Michel Ruimy : Alors que, selon un sondage IFOP, 4 Français sur 10 seraient prêts à confier la direction du pays à un « pouvoir politique autoritaire » pour le réformer en profondeur, les propos d’Emmanuel Macron résonnent, de manière particulière, en nous appelant à résister à la menace d’une nouvelle crise pour l’Europe. Il évoque une période où la démocratie, tout juste établie sur les décombres de la guerre, se délite rapidement. Il utilise cette comparaison pour expliquer qu’au fond, il se pourrait que nous soyons, nous aussi, à la veille d’un changement complet de paradigme en Europe, le crépuscule de la démocratie représentative et libérale.

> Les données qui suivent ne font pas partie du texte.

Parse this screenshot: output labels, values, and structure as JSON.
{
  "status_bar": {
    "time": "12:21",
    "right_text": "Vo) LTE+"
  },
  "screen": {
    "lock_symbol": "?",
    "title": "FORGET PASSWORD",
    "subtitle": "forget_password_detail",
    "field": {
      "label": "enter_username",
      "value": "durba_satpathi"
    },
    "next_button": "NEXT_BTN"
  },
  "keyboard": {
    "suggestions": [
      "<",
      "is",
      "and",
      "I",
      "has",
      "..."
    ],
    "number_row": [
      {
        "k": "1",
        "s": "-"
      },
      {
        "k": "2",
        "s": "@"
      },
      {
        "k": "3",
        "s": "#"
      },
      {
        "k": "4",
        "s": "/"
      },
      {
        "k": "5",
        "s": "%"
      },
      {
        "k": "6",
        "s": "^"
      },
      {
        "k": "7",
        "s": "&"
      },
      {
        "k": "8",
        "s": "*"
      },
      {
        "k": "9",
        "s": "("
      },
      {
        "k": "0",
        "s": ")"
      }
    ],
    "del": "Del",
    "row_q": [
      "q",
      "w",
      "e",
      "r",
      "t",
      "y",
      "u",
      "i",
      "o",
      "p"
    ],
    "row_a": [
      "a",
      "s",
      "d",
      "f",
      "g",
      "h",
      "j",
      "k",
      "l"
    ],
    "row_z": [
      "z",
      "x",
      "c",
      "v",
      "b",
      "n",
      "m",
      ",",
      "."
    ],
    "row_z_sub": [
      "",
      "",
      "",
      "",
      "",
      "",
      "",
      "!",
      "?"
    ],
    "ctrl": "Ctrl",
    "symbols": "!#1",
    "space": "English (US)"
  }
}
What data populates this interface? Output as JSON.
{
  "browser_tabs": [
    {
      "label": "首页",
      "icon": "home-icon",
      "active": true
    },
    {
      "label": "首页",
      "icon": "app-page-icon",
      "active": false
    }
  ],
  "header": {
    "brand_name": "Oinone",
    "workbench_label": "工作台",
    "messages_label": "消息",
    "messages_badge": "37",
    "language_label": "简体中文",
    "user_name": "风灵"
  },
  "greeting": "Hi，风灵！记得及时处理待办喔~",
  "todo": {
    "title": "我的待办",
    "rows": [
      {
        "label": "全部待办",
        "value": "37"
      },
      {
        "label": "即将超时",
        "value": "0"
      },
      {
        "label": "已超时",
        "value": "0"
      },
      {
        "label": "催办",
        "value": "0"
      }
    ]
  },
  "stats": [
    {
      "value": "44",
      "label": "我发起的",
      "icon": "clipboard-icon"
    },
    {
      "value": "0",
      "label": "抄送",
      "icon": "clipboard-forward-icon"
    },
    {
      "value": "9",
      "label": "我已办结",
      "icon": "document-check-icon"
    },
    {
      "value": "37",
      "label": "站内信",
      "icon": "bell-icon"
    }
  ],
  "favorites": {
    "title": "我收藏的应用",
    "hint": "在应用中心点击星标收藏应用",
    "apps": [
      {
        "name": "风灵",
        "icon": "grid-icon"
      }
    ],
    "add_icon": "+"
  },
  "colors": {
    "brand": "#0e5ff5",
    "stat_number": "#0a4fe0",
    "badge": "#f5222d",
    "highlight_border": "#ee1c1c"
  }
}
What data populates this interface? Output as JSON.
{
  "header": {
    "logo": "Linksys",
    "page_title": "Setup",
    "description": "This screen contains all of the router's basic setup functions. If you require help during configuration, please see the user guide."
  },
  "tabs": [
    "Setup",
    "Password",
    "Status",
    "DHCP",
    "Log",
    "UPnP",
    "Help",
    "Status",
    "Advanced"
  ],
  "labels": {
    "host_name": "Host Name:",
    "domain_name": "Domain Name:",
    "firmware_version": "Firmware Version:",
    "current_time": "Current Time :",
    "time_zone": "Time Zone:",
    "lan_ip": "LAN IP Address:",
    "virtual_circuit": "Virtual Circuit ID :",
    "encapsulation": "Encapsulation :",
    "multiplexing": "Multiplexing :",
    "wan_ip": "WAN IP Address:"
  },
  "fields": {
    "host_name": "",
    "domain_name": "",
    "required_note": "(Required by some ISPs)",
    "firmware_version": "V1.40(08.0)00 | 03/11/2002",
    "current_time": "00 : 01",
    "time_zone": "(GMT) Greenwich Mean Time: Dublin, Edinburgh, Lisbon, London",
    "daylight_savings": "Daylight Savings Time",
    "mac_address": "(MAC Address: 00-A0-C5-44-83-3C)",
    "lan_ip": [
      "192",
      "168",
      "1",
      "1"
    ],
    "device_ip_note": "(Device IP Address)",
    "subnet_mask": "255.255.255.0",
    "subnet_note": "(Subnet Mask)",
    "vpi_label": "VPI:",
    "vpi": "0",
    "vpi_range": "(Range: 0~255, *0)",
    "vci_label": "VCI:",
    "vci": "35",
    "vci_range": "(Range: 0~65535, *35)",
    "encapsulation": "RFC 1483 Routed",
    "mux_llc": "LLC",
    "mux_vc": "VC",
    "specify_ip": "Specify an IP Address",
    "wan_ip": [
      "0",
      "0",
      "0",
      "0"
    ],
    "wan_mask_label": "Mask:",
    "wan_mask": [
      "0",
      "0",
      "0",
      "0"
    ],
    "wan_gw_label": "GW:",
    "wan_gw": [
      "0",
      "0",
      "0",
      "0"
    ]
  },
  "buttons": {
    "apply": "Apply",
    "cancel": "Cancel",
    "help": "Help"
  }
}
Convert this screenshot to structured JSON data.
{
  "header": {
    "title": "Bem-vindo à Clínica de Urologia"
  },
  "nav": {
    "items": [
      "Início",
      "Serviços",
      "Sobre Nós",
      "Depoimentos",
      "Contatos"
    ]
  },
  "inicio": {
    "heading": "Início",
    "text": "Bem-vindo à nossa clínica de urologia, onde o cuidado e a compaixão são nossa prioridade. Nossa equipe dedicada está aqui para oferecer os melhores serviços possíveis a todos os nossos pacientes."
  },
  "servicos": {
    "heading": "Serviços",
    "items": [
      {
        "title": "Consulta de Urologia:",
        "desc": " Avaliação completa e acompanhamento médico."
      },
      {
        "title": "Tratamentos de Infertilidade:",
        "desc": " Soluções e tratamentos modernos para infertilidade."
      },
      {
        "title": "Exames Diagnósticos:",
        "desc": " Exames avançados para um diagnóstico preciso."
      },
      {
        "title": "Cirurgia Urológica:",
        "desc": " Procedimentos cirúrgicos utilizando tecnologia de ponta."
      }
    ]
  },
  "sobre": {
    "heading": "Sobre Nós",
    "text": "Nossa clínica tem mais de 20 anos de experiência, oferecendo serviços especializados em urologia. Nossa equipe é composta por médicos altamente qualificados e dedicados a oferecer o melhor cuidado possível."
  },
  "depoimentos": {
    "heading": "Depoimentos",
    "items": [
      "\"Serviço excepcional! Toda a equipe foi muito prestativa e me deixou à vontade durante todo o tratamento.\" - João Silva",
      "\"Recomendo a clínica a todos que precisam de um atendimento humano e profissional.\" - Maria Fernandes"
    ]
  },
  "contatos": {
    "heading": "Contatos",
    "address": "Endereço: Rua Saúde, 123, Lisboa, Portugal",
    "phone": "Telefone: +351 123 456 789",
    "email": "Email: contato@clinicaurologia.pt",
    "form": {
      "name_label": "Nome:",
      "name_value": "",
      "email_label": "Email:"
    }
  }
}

L’Histoire ne se reproduit jamais à l’identique. Cette comparaison est, au plan historique, contestable pour un grand nombre de raisons. Tout d’abord, il y a un siècle, l’Europe constatait les lendemains d’un conflit mondial et l’éclatement des empires. Or, aujourd’hui, nous avons, dans la plupart des pays européens, une expérience relativement longue de la démocratie libérale alors qu’elle était inconnue dans beaucoup de sociétés ayant pris la place des empires en 1918-1919. Ce qui fait la spécificité des années 1930 est l’apparition des modèles totalitaires dans lesquels l’idée de l’individu n’existait plus. Or, nous ne sommes pas aujourd’hui sur ce type de modèle, que ce soit chez Matteo Salvini ou Viktor Orban. Nous sommes en présence d’idées qui remettent en cause les fondamentaux de la démocratie mais pas au point de ce qui existait dans les années 1930. De plus, selon la définition du fascisme, le Rassemblement national et l’Alternative pour l’Allemagne ne relèvent pas de ce courant de pensée.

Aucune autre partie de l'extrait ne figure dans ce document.